Crazy Rich Asians continues to take the world by the storm, reigniting the push for more diversity in Hollywood and mainstream media. The glitz and glamour of Singapore’s wealthiest families weave together a timeless love story based on the first book of Kevin Kwan’s first trilogy. Crazy Rich Asians has sparked, yet again, necessary conversations about cultural identity, relationships, and the entertainment industry in the modern-day.
Pop singer Katherine Ho, a sophomore at the University of Southern California, reflected on her musical endeavors with the L.A. Times HS Insider, encouraging students today with her journey, and passing on the message of her beautiful cover of Coldplay’s “Yellow” in Crazy Rich Asians.

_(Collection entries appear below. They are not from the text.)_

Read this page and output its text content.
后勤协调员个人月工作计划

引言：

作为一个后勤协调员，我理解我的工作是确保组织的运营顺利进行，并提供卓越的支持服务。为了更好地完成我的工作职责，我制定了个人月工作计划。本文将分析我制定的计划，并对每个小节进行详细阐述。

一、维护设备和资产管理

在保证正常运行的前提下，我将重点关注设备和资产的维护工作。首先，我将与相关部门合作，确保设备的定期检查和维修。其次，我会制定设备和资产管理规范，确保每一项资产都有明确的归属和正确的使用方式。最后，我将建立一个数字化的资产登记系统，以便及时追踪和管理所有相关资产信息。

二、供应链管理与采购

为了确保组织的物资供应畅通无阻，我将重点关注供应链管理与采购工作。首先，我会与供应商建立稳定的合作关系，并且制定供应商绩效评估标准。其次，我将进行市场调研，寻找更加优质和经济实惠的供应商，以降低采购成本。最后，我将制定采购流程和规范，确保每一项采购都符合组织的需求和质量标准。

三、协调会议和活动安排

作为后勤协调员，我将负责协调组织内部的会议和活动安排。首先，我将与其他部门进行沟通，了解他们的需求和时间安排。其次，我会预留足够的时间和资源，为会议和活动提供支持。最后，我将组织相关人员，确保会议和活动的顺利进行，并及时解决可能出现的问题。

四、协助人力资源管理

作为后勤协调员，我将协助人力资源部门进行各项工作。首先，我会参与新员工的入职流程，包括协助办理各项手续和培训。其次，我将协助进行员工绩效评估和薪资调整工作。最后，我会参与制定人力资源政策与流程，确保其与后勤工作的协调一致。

With former training in classical piano, Katherine is able to accompany herself. From voice-over auditions in middle school to A Capella Academy in high school, every opportunity has shaped her vibrant, golden sound and warm personality. Summers at A Capella Academy, leading Westlake High School’s choir, and singing at annual Chinese New Year shows are some of her fondest musical experiences.
When Ho is not studying chemistry or singing, you can find her exploring the diverse cuisine options in Los Angeles with family and friends (she loves Shin-Sen-Gumi Hakata Ramen in Little Tokyo and BCD Tofu in Koreatown).
Her playlists to jam out to include artists such as Taylor Swift, Khalid and Tori Kelly — artists that have a unique “gift for storytelling” that she admires. If she could only choose one artist to collaborate with though, it’d definitely be Taylor Swift, the artist she’s grown up listening to.
In terms of her own songwriting process, while some songwriters can “whip out a song in 30 minutes,” Ho’s songwriting process occurs over a course of three to four days — most comfortably in her room at home.
Since the release of Crazy Rich Asians, Ho has received an overwhelming deluge of positive responses regarding her cover of “Yellow.” While speaking about the entire process of of auditioning and recording, which was a whirlwind much like the film itself, Katherine always expresses gratitude towards her family, friends, and mentors.
From text conversations with an A Capella Academy coach and late night phone calls with her father, to falling asleep by the piano before chemistry class, Ho was not expecting to record a song for a project that is utterly “groundbreaking.”
What does “being yellow” mean to Katherine, and how did her identity change over time? In middle school, auditions for Asian American female voiceovers were limited due to limited demand, Katherine said. Though she was proud of being Chinese, identifying as Asian sometimes was “a source of insecurity” where she felt an incessant need to prove herself.
Why was “Crazy Rich Asians” so touching for her?
“It made me realize how wrong I was to think all that, and embrace my identity.”
But that’s not all! Katherine has advice for you on high school, and college apps (we’re looking at you, seniors!).
For creativity blocks, her main advice is to talk to people, mentioning that in college, “taking classes or asking other people in your creative art may have tips.” One of her favorite pieces of advice from one of her professors at USC is that “sometimes, you’ve got to write the bad song before the good one comes out.” Got a weird sleep schedule? Katherine chuckles: “get a good night’s sleep! Weird sleep schedules catch up with you!” She knows.
Social media, a tool that often gets a bad rap for being extremely distracting, can also be a way to get those creative juices flowing.
“When used correctly, social media is a wonderful platform,” Ho said.
These platforms not only help artists gain a following, but social media is crucial in creating the culture in this digital age. Constance Wu is an actress that Katherine admires for using her platforms to enact societal change.
“Art is heavily intertwined with politics. Be the spokesperson about issues you care about,” she said.
As far as the future of music, Katherine hopes to see a continuous trend in cultural crossovers in music — the globalization of music was part of the reason she was very excited to record “Yellow” in the first place!
“There is still a lot of work to be done. Asians are still very much underrepresented [in the entertainment industry],” Ho said.
No matter what the current state of the music industry may be, she is a living testament to her own mantra.
“Believe in yourself and go for it if that’s what you’re passionate about,” Ho said. “Hard work and talent will override the stereotypes.”
It is important to never allow the topics of representation and diversity die out as movies come and go, and it is necessary and crucial for the development of our culture and for democracy itself to be constantly challenged and reminded by young people like us to implement the changes that need to be made beyond the entertainment industry, and in our daily lives.